I realised this week that Home is not something I can make happen with pictures on the walls or keepsakes; It’s somewhere I feel welcomed and comfortable being me and that place can be created by your community. Your community can make you feel important and create that thing we call HOME! I realised that I am cared for and that I can belong here. And that was all changed by an outward expression of love and appreciation from others. People that took time to say a simple “we missed you!” or put a note on the door made me feel at home.
This made me realise that I have the ability to make others feel at home. I have the power to make someone feel loved and like they belong or the ability to make someone feel uncomfortable. There’s a well known saying;
“Be the change you want to see”
Which is argueably some form of shortened version of something Gandhi maybe, may have possibly said…
“If we could change ourselves, the tendencies in the world would also change. As a man changes his own nature, so does the attitude of the world change towards him. … We need not wait to see what others do.”
Well I do want to change and live in a way that positively impacts those around me. It’s the greatest commandment right? First love God and then your neighbour… simples.
And so I embarked on a small challenge. To see if I could do it…. If I could be good at community. So I did what I know… I baked. I delivered cheese scones. A few to office spaces, a few to my husband having a nap and a few to some cabins. In return I got a lot of smiles, a few speechless faces and pure joy manifested in a little bit of hysterical laughter. That was nice, of course it makes you feel good to make others happy, but wait there’s more. I also got the favour returned. Someone made me flapjacks for my night shifts and then I had a percy pig delivery to my door.

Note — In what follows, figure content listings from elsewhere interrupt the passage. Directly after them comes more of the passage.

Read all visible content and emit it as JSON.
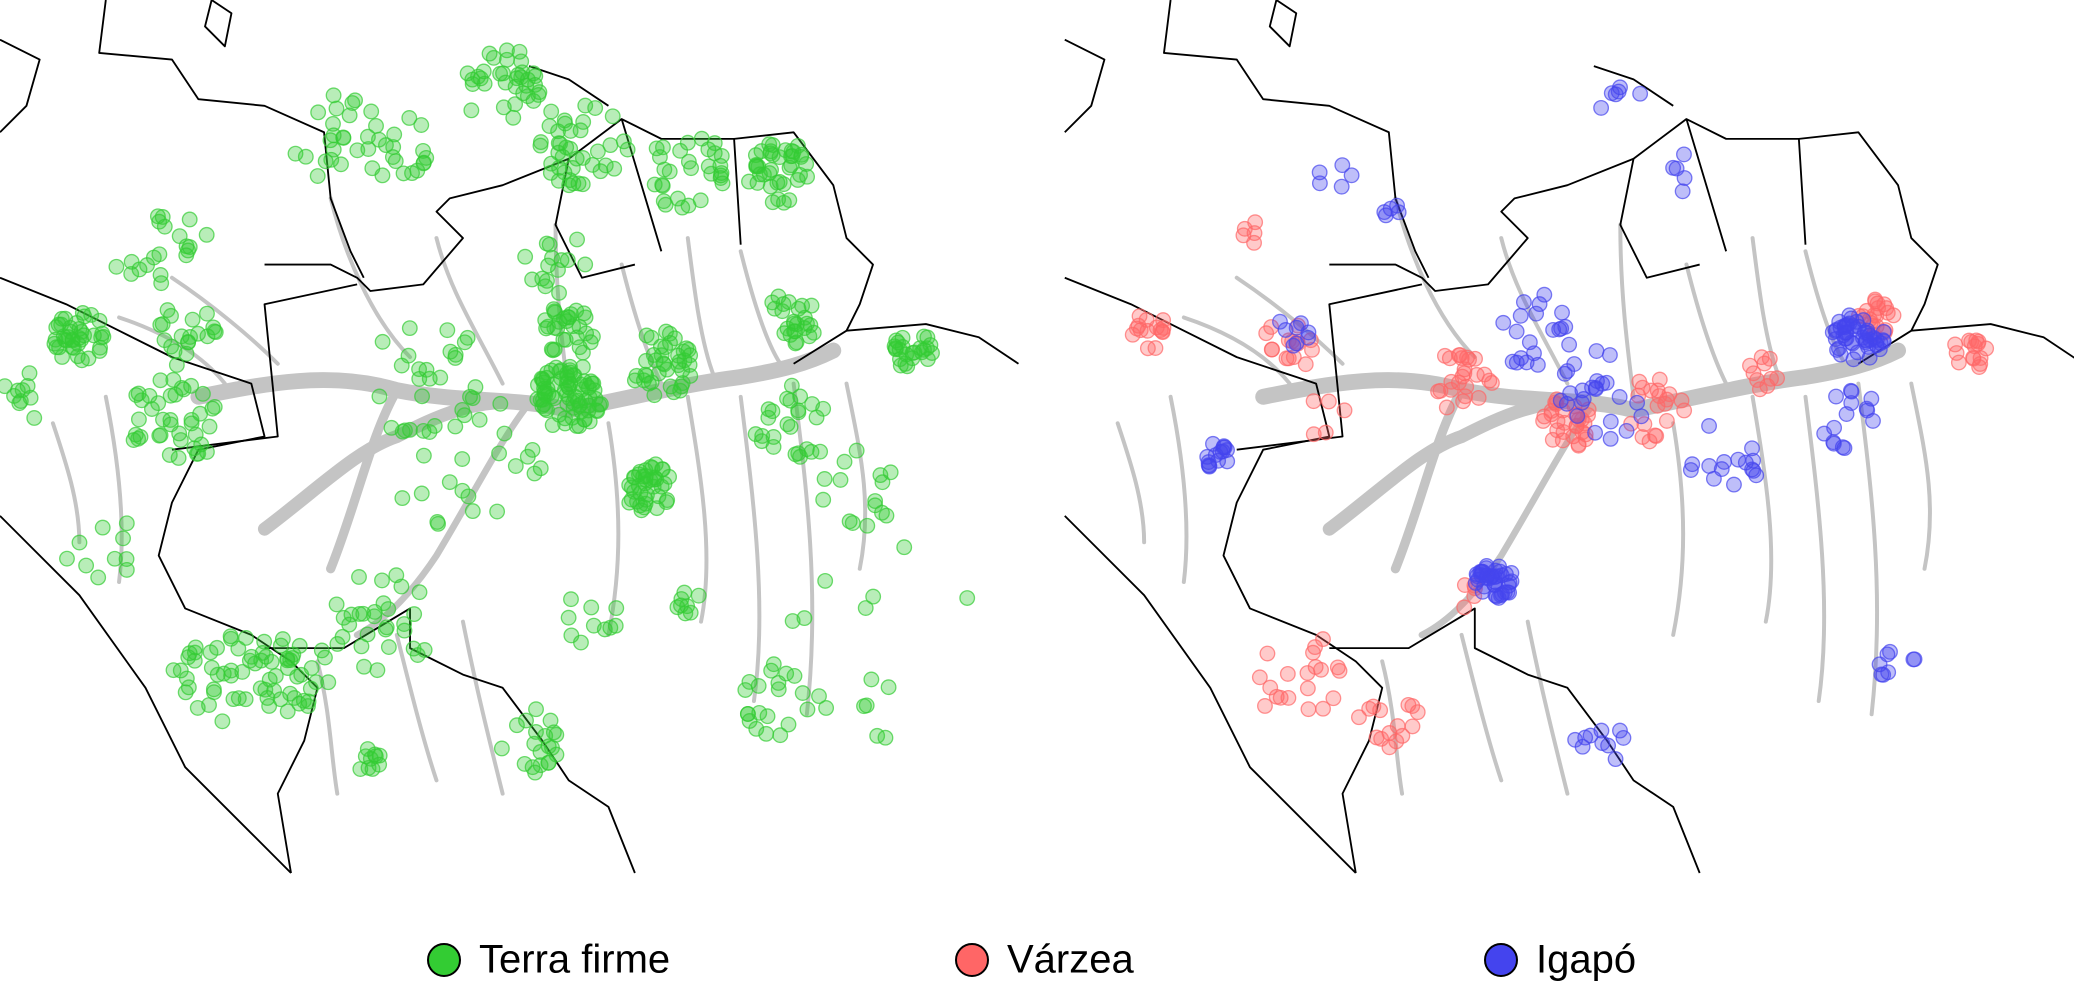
{
  "legend": {
    "items": [
      {
        "label": "Terra firme",
        "color": "#33cc33"
      },
      {
        "label": "Várzea",
        "color": "#ff6666"
      },
      {
        "label": "Igapó",
        "color": "#4444ee"
      }
    ]
  }
}
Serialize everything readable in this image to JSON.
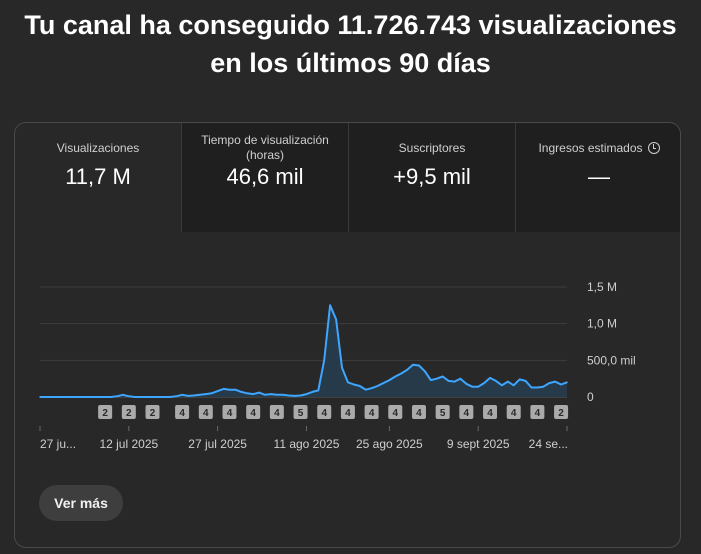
{
  "headline": {
    "line1": "Tu canal ha conseguido 11.726.743 visualizaciones",
    "line2": "en los últimos 90 días"
  },
  "metrics": [
    {
      "label": "Visualizaciones",
      "value": "11,7 M"
    },
    {
      "label": "Tiempo de visualización (horas)",
      "value": "46,6 mil"
    },
    {
      "label": "Suscriptores",
      "value": "+9,5 mil"
    },
    {
      "label": "Ingresos estimados",
      "value": "—",
      "icon": "clock-icon"
    }
  ],
  "more_button": {
    "label": "Ver más"
  },
  "colors": {
    "line": "#3ea6ff",
    "area": "#263a4a",
    "marker": "#aaaaaa"
  },
  "chart_data": {
    "type": "area",
    "y_ticks": [
      "1,5 M",
      "1,0 M",
      "500,0 mil",
      "0"
    ],
    "y_tick_values": [
      1500000,
      1000000,
      500000,
      0
    ],
    "ylim": [
      0,
      1500000
    ],
    "x_tick_labels": [
      "27 ju...",
      "12 jul 2025",
      "27 jul 2025",
      "11 ago 2025",
      "25 ago 2025",
      "9 sept 2025",
      "24 se..."
    ],
    "x_tick_days": [
      0,
      15,
      30,
      45,
      59,
      74,
      89
    ],
    "series": [
      {
        "values": [
          0,
          0,
          0,
          0,
          0,
          0,
          0,
          0,
          0,
          0,
          0,
          0,
          0,
          10000,
          30000,
          10000,
          0,
          0,
          0,
          0,
          0,
          0,
          0,
          10000,
          30000,
          15000,
          20000,
          30000,
          40000,
          50000,
          80000,
          110000,
          100000,
          100000,
          70000,
          50000,
          40000,
          60000,
          30000,
          40000,
          30000,
          30000,
          20000,
          15000,
          20000,
          40000,
          70000,
          90000,
          500000,
          1250000,
          1060000,
          400000,
          200000,
          170000,
          150000,
          100000,
          120000,
          150000,
          190000,
          230000,
          280000,
          320000,
          370000,
          440000,
          430000,
          350000,
          230000,
          250000,
          280000,
          220000,
          210000,
          250000,
          180000,
          140000,
          140000,
          190000,
          260000,
          220000,
          160000,
          210000,
          160000,
          240000,
          220000,
          130000,
          130000,
          140000,
          190000,
          210000,
          170000,
          200000
        ]
      }
    ],
    "markers": [
      {
        "day": 11,
        "label": "2"
      },
      {
        "day": 15,
        "label": "2"
      },
      {
        "day": 19,
        "label": "2"
      },
      {
        "day": 24,
        "label": "4"
      },
      {
        "day": 28,
        "label": "4"
      },
      {
        "day": 32,
        "label": "4"
      },
      {
        "day": 36,
        "label": "4"
      },
      {
        "day": 40,
        "label": "4"
      },
      {
        "day": 44,
        "label": "5"
      },
      {
        "day": 48,
        "label": "4"
      },
      {
        "day": 52,
        "label": "4"
      },
      {
        "day": 56,
        "label": "4"
      },
      {
        "day": 60,
        "label": "4"
      },
      {
        "day": 64,
        "label": "4"
      },
      {
        "day": 68,
        "label": "5"
      },
      {
        "day": 72,
        "label": "4"
      },
      {
        "day": 76,
        "label": "4"
      },
      {
        "day": 80,
        "label": "4"
      },
      {
        "day": 84,
        "label": "4"
      },
      {
        "day": 88,
        "label": "2"
      }
    ]
  }
}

It’s not just about gifts or acts of service but about indiscriminate acts of kindness. Just loving one another. What would this ship look like if we just loved each other? If we said the good things that run through our minds out loud like “I missed you” or “I’m so glad you are here”. I’ve realised that I often have positive thoughts about people, however, I’m far more likely to speak out about the negative things than the positive ones. I felt at home just because people came out and said the positive things. So I tried that out too; today I met a new crew member and when she opened her mouth I was all happy inside to hear an Irish accent. I worked with a lot of Irish nurses in London and so it was just like being at home. I thought about it for a while before giving my self a talking to, “Amy just say it!” So I did I gave her an almighty hug and declared;
“Oh It’s so good to hear an Irish accent again, I have missed that so much. I’m so glad you are here!”
A few hours later she found me and thanked me for making her feel at HOME. She said that was the first time she had really felt like she belonged here!
Is it right or wrong that the acts of others can make the difference between belonging and not belonging?
Should I just be able to feel at home through being at peace with myself and God?
I don’t know.
But I do know that I too can make a difference. It’s a big ship with a lot of people but for today I’m going to start a new mission. To love others with kind words, indiscriminate acts of kindness and attempt to make other people feel at home:
To be good at community! And then maybe change the world!
These are completely my own thoughts and ponderings and do not represent Mercy Ships … they just represent me and my observations about life here on the Africa Mercy.